GPU Sharing Scheduler for Kubernetes Cluster
Apache License 2.0
1.36k stars 303 forks source link

Wrong GPU ID #191

Closed tintranvan closed 1 year ago

tintranvan commented 1 year ago

I just had updated GPU Cards in my Servers as below, I have 3 servers with different GPU cards now

image

When I am trying to create a new pod, the pod has been assigned to Server 2 with GPU ID = 1 although GPU 1 (0/0 Allocated) is not existing in Server 2 so my deployment is failed, i got this error

 Error response from daemon: OCI runtime create failed: container_linux.go:380: starting container process caused: process_linux.go:545: container init caused: Running hook #0:: error running hook: exit status 1, stdout: , stderr: Auto-detected mode as 'legacy' nvidia-container-cli: device error: no-gpu-has-9MiB-to-run: unknown device: unknown

Why didn't pod assigned to Server 2 with GPU ID = 0 ?

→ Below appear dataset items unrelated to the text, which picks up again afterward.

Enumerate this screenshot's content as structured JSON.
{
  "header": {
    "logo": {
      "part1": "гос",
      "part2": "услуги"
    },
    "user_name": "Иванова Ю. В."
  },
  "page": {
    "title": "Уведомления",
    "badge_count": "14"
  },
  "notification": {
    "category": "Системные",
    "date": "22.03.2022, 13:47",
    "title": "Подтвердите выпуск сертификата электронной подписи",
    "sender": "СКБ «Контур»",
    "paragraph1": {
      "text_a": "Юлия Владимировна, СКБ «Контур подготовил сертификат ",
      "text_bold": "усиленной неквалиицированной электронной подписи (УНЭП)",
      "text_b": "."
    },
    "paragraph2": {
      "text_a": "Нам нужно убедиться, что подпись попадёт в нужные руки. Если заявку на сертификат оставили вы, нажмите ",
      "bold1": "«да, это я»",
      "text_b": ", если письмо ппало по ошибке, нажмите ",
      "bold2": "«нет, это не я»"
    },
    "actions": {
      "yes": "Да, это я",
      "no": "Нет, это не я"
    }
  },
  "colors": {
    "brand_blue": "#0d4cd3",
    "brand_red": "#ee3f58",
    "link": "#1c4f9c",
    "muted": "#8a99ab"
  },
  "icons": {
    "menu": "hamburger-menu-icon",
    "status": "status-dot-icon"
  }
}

How can I resolve this issue ?

Thanks so much

swartz-k commented 1 year ago

Hello, @tintranvan can you take a look at the version you are using?

antikilahdjs commented 1 year ago

I guess it is about some logical issues, here we needed change the logical to distribute it correctly but till under development

captainsk7 commented 1 year ago

@antikilahdjs Have you resolved this issue ? I'm facing the same issue...

tintranvan commented 1 year ago

Hello,

I resolved this problem by restarting GPU Sharing DaemonSet to update new GPU Card Information. Anything update, we should restart DaemonSet to update new information

Best Regards